Wenn Bruder Schlafes große Stunde schlägt

■ Christoph Marthalers neue Inszenierung Stunde Null ab Freitag im Schauspielhaus

Die Zeit scheint ziellos zu schweben, die Welt verwandelt sich in eine fremdartige und doch allzu bekannte Mischung aus Warteraum und Kantine, Kathedrale und Fabrik. Menschen verweilen stumm, singen Lieder, vollziehen merkwürdige, langsame Rituale oder schlummern sanft dahin. Der Schweizer Regisseur und Musiker Christoph Marthaler verwandelt jedes Theater in eine kollektive Traumstation.
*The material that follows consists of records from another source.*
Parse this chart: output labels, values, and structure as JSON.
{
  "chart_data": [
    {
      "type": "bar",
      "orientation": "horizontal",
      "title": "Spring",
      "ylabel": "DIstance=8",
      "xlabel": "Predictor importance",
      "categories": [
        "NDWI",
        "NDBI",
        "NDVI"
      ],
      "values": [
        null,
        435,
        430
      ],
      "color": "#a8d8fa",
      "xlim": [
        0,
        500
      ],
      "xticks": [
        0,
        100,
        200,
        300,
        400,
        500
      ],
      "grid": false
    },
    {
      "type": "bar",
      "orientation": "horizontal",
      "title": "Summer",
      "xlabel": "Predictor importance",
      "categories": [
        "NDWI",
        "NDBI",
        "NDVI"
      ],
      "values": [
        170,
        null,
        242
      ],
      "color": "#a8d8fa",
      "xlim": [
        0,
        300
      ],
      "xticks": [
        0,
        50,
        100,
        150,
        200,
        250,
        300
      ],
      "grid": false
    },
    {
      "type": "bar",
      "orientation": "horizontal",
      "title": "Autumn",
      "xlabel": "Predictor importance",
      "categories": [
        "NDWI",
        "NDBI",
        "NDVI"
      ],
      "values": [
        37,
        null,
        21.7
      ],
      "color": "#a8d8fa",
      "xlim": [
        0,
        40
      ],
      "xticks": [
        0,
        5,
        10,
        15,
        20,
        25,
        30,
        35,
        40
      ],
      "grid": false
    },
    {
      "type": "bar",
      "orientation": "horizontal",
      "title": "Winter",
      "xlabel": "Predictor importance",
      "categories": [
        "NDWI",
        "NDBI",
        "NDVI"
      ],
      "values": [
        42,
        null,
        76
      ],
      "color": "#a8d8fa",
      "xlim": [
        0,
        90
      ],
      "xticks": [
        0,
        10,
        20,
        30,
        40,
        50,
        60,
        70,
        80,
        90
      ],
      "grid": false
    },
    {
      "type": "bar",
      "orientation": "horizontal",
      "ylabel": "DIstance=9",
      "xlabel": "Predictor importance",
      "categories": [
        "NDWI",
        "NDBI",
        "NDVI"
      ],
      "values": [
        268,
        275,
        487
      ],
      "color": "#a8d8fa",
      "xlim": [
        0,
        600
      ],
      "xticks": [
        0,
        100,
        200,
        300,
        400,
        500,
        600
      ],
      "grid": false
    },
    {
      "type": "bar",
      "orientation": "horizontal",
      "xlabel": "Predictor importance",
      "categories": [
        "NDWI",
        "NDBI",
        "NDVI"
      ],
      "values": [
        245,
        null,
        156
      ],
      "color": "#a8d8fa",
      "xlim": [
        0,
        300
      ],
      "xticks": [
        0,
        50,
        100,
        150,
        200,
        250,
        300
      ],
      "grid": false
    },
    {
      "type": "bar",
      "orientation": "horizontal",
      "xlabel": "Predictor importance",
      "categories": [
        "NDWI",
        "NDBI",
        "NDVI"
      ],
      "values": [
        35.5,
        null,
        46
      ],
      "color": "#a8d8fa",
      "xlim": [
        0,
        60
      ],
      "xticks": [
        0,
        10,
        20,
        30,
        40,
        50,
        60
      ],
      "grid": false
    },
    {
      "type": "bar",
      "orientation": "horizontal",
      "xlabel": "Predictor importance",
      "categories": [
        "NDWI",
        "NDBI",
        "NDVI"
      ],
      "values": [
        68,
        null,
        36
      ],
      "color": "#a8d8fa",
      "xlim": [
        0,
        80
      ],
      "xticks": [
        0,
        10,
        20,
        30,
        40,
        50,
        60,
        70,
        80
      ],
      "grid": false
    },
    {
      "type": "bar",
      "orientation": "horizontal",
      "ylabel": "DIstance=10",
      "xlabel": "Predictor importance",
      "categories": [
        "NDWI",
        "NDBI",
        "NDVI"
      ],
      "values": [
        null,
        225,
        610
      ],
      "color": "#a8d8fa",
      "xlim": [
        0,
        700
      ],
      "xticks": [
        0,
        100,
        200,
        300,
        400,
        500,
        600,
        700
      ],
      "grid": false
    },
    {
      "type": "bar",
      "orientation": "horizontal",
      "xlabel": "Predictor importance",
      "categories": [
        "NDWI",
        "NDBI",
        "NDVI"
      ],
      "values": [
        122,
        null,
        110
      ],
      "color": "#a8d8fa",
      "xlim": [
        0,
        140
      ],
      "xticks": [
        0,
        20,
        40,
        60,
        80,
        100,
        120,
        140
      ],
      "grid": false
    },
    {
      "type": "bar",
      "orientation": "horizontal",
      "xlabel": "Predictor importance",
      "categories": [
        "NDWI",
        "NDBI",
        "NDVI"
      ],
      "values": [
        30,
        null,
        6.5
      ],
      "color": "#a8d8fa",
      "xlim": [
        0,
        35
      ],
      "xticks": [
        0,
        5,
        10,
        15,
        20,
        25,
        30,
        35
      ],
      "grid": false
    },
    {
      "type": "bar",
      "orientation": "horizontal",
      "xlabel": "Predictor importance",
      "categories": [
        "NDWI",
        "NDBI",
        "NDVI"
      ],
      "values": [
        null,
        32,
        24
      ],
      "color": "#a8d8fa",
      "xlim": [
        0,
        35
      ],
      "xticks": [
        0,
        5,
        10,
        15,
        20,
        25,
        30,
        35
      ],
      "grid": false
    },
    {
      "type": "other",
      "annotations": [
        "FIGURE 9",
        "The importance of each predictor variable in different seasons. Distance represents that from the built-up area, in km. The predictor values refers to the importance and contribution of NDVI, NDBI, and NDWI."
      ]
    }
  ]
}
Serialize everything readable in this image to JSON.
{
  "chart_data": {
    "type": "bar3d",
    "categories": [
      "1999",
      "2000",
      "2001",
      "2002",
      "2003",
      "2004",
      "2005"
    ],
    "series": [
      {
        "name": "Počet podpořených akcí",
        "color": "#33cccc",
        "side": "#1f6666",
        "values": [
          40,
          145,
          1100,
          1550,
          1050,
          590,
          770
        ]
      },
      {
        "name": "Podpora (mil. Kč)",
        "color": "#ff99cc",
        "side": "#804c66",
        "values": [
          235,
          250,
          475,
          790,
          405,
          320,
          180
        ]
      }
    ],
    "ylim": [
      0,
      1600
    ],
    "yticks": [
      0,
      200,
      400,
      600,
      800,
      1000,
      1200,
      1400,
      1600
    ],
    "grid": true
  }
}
Das Prinzip der Konfliktdramaturgie ist in seiner skurril-poetischen Bühnenkunst aufgegeben, und gerade deshalb begeistert und verstört er sein Publikum umso mehr.

Morgen hat sein neues Projekt Uraufführung im Schauspielhaus: Stunde Null oder die Kunst des Servierens, so der Titel eines Abends „über die Zeit zwischen 0 und 50 nach 45“.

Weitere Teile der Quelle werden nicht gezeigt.